Die Arbeit von Maike Maria Domsel weist nach, dass eine „Auferstehungshoffnung denkmöglich und präzisierbar ist, die sich am zeitgenössischen Individuum orientiert und die Gebrochenheit des menschlichen Lebens nicht leugnet“. Ein mögliches Leben aus dem Wissen der Verbindung von Freiheit und Liebe wird so zum „wohltuenden Gegenpol zum gesellschaftlichen Ideal des Leisten-Müssens, weil sie den Menschen als solchen in den Mittelpunkt rückt und ihn zu würdigen weiß“. Der Sterbeprozess als Weg zur Freiheit in Beziehung fordert die Sterbebegleitung heraus und sollte – im Gegensatz zu menschenverachtenden „Sterbehilfen“ durch „selbstbestimmtes“ (Selbst)Töten vielen Menschen erschlossen werden.
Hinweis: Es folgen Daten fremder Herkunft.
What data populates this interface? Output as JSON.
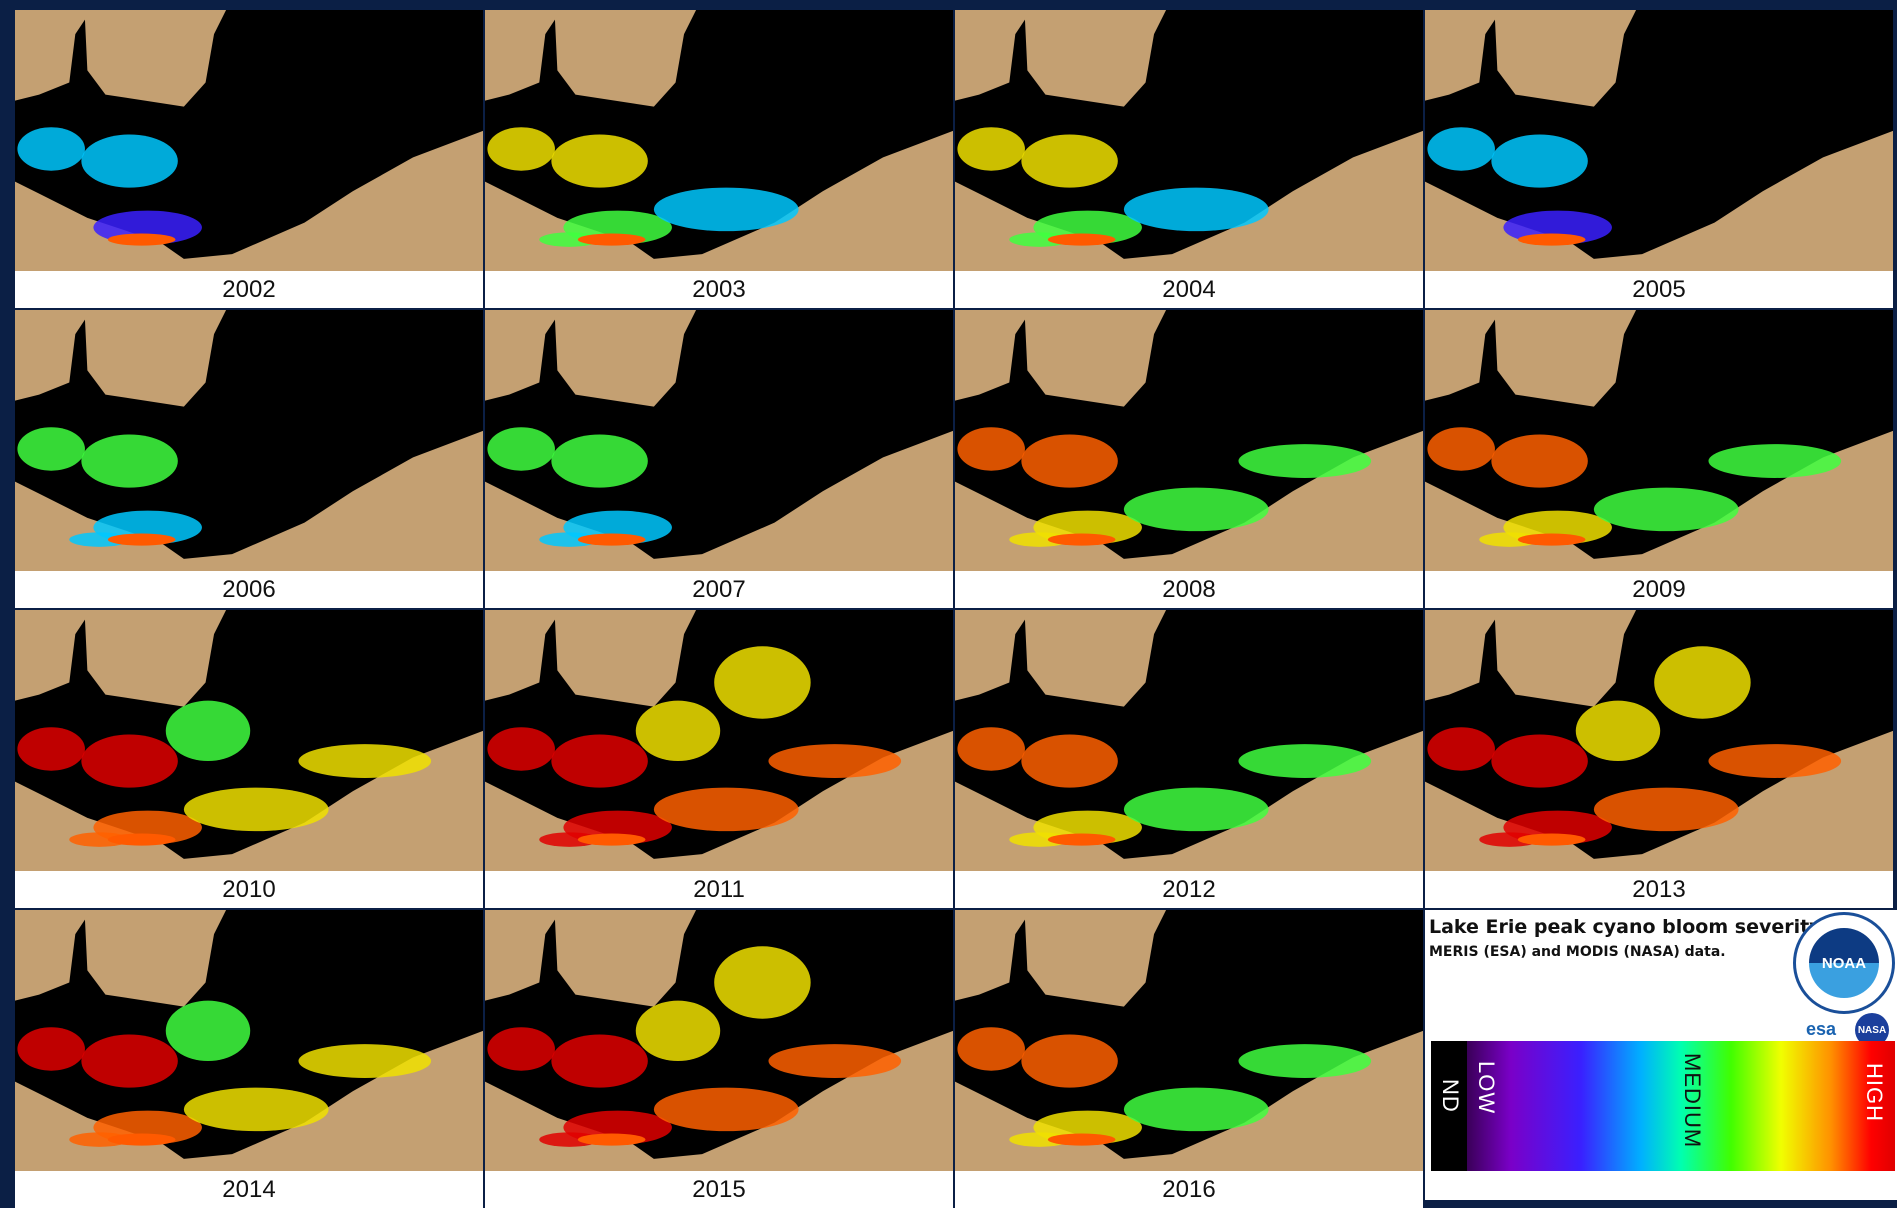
{
  "panels": [
    {
      "label": "2002"
    },
    {
      "label": "2003"
    },
    {
      "label": "2004"
    },
    {
      "label": "2005"
    },
    {
      "label": "2006"
    },
    {
      "label": "2007"
    },
    {
      "label": "2008"
    },
    {
      "label": "2009"
    },
    {
      "label": "2010"
    },
    {
      "label": "2011"
    },
    {
      "label": "2012"
    },
    {
      "label": "2013"
    },
    {
      "label": "2014"
    },
    {
      "label": "2015"
    },
    {
      "label": "2016"
    }
  ],
  "legend": {
    "title": "Lake Erie peak cyano bloom severity:",
    "subtitle": "MERIS (ESA) and MODIS (NASA) data.",
    "scale_labels": [
      "ND",
      "LOW",
      "MEDIUM",
      "HIGH"
    ],
    "logos": [
      "NOAA",
      "esa",
      "NASA"
    ]
  }
}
Das vorliegende Buch liefert nicht nur Theologen eine ebenso notwendige wie willkommene Hilfe auf diesen Weg zur verantworteten Freiheit und einer Weitergabe der lebenssicheren Liebe, zu der Sterbende wie Sterbebegleiter gleichermaßen berufen sind.

Maike Maria Domsel: Leben bis zuletzt. Eine freiheitstheoretische Fundierung christlicher Sterbebegleitung.